Russian-American exchange enlightens students

Cross cultures

Posted: Wednesday, October 16, 2002

As the peninsula prepares to celebrate Alaska Day -- the anniversary of the sale of the state from Russia to the United States -- area students are getting a closer look at the similarities and differences between the two countries.

Twenty students and five teachers from Magadan, Russia, are spending the month on the Kenai Peninsula, exchanging cultural lessons with area families and schools and working on technology and health projects.

The teachers and students, from Magadan school No. 1 and 14, are living and studying with a group of students from Skyview and Soldotna High who are taking an evening course in Russian culture, language and history. In the spring, 20 students and five teachers from the class will travel to Magadan to complete the exchange.

The program is part of a U.S. State Department grant that focuses on exposing Russian students to as much U.S. culture as possible.

"(The state department's) purpose is to improve the U.S. image worldwide," said program coordinator Allan Miller, Skyview's assistant principal. "The idea is that we're all human beings living in different cultures. There are fundamental differences, but inside we're all the same. We have the same needs, wants, desires."

That lesson is exactly what the students say they have learned since arriving in Alaska Oct. 3.

"America is more highly developed, but other things are the same, even people," said Nina Shilova, one of the visiting students. "We expected it to be very different, but no."

"The school is different -- the building, how much computers in the classes," added Veronika Philappova. "But how students study, what we learn, it's very same."

Mostly, what the students are learning in classes this month focuses on technology and health. Rather than sitting in on regular classes with peninsula students, the Russian students are participating in a program specially designed to fit the purpose of the grant.

They have gone on a number of field trips with students -- touring Anchorage, participating in a space mission at the Challenger Learning Center of Alaska, studying the state at the Kenai Visitors and Cultural Center and touring various industries in the Nikiski area. They also spent their first weekend here in Seldovia building relationships with area students. And this week they will head to Seward for a Kenai Fjords tour, Alaska SeaLife Center visit and Exit Glacier trip.

The tours help the students learn about Alaska and American culture and geography in a hands-on way. But there's more to the trip than sightseeing.

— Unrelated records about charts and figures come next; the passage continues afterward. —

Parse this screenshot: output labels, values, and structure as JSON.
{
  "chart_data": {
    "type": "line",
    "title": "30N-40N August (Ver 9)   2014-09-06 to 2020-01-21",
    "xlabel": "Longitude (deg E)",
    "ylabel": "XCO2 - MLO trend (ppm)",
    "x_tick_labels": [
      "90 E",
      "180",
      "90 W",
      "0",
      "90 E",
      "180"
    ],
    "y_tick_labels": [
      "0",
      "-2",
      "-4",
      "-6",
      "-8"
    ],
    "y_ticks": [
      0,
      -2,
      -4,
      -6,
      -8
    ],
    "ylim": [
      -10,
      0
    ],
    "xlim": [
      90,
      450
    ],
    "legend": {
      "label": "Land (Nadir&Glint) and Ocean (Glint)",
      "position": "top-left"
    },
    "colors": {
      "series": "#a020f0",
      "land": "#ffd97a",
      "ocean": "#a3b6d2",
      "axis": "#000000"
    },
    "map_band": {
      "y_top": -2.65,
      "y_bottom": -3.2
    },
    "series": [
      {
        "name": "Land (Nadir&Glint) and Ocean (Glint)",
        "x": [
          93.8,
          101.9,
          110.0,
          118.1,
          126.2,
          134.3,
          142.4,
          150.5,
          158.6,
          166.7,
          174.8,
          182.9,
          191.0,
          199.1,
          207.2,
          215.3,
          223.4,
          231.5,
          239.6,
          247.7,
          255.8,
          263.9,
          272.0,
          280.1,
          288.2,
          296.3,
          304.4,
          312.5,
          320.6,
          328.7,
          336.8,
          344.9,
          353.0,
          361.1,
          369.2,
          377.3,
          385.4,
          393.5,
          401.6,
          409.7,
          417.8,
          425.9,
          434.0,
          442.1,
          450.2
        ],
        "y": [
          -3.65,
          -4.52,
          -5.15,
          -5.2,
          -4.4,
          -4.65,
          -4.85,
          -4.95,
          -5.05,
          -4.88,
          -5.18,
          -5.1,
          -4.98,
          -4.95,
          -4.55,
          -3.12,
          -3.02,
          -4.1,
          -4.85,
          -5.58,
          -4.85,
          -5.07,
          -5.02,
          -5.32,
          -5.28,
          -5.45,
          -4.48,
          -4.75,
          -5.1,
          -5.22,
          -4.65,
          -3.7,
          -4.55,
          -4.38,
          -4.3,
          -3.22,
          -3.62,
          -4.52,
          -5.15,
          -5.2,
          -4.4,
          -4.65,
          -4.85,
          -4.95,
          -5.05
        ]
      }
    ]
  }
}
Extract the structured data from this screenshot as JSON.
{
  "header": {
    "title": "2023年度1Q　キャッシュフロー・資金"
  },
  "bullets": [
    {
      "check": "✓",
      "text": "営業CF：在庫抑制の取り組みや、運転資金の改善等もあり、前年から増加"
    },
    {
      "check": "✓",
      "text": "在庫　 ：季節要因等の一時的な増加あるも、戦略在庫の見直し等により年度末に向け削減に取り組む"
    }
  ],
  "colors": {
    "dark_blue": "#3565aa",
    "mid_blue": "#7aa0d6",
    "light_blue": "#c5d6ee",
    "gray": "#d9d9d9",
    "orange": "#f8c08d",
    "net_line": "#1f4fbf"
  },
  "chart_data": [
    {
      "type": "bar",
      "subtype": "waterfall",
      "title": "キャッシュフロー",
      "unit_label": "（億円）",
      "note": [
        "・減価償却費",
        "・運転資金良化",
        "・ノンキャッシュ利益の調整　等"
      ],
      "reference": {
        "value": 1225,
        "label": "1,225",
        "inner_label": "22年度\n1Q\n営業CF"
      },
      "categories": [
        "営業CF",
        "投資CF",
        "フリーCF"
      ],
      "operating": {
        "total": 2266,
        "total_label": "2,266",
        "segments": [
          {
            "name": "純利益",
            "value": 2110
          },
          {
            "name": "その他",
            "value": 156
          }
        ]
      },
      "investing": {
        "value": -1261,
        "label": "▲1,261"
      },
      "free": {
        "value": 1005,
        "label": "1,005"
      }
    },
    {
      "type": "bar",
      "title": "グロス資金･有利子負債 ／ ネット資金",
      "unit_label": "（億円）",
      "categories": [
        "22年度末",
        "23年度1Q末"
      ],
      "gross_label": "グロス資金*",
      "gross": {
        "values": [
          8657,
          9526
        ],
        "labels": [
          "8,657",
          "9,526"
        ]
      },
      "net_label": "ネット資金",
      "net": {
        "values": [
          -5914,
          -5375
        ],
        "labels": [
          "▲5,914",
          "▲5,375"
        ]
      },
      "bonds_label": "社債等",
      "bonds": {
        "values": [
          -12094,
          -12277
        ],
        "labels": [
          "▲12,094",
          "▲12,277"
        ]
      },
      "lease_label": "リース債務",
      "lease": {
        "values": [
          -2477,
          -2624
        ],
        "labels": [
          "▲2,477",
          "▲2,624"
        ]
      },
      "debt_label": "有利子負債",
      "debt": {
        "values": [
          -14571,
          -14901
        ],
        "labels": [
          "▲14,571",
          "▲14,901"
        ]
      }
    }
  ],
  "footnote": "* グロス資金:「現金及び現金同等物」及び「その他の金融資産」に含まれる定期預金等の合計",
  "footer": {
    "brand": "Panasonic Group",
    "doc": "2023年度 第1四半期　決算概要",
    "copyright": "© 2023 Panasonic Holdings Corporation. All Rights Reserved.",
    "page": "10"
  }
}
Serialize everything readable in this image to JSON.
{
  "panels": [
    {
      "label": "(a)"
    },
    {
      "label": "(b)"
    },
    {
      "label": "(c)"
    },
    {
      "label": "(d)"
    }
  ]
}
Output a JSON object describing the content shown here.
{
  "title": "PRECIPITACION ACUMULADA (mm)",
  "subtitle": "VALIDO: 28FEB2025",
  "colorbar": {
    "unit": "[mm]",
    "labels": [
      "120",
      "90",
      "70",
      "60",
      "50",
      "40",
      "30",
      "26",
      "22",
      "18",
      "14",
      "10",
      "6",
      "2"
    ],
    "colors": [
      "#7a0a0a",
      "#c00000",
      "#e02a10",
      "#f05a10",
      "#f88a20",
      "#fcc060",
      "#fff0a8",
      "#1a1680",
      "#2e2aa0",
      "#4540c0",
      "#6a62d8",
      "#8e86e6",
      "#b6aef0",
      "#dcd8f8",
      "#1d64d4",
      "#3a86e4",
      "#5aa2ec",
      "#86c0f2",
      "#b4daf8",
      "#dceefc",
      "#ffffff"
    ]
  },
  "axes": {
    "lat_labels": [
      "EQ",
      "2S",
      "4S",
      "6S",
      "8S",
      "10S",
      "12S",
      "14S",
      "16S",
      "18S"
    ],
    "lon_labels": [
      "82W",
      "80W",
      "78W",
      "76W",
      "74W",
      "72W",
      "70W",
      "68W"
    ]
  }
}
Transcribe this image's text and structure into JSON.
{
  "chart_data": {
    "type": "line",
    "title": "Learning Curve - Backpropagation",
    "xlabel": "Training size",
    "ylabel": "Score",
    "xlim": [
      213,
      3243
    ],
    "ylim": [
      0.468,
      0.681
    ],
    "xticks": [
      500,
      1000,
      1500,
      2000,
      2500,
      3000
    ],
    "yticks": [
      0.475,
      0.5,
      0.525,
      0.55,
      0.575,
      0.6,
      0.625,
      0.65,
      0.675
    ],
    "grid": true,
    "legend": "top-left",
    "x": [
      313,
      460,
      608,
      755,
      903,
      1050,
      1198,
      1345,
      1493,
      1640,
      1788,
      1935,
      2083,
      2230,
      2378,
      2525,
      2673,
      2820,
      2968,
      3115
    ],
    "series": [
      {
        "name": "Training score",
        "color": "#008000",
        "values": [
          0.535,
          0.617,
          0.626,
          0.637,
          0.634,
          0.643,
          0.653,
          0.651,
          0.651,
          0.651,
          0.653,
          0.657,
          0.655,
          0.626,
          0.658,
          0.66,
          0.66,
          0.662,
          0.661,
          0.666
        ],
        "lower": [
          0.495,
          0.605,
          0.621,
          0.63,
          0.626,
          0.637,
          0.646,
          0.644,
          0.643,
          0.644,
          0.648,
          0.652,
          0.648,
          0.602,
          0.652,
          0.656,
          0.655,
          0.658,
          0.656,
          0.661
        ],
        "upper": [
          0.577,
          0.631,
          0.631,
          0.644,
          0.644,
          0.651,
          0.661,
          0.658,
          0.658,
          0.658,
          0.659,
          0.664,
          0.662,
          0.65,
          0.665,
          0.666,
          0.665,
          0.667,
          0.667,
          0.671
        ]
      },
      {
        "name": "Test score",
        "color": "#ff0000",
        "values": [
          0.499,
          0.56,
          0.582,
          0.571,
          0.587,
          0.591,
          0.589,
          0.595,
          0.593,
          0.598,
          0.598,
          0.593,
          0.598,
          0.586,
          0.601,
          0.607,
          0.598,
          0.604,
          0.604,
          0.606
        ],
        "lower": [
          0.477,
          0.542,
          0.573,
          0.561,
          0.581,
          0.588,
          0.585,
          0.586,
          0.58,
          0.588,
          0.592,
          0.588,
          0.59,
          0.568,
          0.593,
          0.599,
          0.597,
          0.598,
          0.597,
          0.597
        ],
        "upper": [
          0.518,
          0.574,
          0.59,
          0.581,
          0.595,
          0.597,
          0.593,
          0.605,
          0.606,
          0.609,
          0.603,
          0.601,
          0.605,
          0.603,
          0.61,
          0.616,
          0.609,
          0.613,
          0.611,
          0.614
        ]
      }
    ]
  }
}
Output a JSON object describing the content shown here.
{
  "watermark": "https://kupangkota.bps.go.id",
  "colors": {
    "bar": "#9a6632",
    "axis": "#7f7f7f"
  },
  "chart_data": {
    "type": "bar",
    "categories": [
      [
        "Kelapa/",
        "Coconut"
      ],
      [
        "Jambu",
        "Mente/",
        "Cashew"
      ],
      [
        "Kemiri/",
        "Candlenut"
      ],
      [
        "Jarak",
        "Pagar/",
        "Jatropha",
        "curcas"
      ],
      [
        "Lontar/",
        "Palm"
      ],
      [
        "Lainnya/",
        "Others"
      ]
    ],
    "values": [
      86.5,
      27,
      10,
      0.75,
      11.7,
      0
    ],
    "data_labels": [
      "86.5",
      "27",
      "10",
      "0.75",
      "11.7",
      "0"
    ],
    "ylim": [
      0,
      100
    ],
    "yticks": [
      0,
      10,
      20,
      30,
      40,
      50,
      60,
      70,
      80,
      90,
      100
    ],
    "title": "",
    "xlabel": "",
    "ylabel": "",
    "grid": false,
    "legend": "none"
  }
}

The students also have spent a great deal of time in classrooms learning how to use computers. In addition to travel expenses, the state department grant also included money for computer labs in both Magadan schools -- so students are learning to use those computers while in the United States. They have learned how to use the Internet and e-mail and are now learning more sophisticated skills such as using global imaging system maps and making business cards and post cards.


Students and teachers from Magadan, Russia, pose outside the Ted Stevens International Airport in Anchorage earlier this month after a long flight. The visitors are spending nearly a month on the Kenai Peninsula as part of a U.S. State Department funded exchange program.

Photo courtesy of Skyview High School

"Not everyone has a computer at home (in Russia)," Philappova said. "This is the first time I worked with the Internet. It's exciting."

The students also are working on health projects with Skyview students, putting together presentations on smoking, stress and other wellness issues.

"That's one of the most important parts," said Liubov Lobastova, a teacher with the Magadan group. "We need to pay attention to our health and our children's health."

But the exchange is about much more than technology and health.

The unplanned lessons are the ones that have stuck out most in the visiting students' minds.

"I play soccer with Amer-ican teen-agers and visit different places with them," said Alex Ukhanov. "I like to do everything what American students do. It's a new experience."

The trip also has provided an opportunity for students to learn more about the English language and, added Philap-pova, to learn new games such as American football.

Shilova added that her host family has exposed her to new experiences each day, from bowling to playing pool to eating at different restaurants, and that her host sister took her to visit an adult care center for a choir concert. Russia, Shilova said, does not have such places.

"How they looked at the performance, how the children were singing for them, it was very good," Shilova said.

It is these little lessons that the Russian teachers also found important.

"I think it will be useful (for the Russian students) to see how American children are different from them, how they behave, how they defend the environment," said Lobastova who, like most of the students, had not been to the United States before this trip.

Tatiana Korchenkova, who was making her third visit to the United States, added that noticing the similarities between the countries also is important.

"I want my children, my students, to have such good American friends like I have," she said. "If we are friends, we won't be enemies."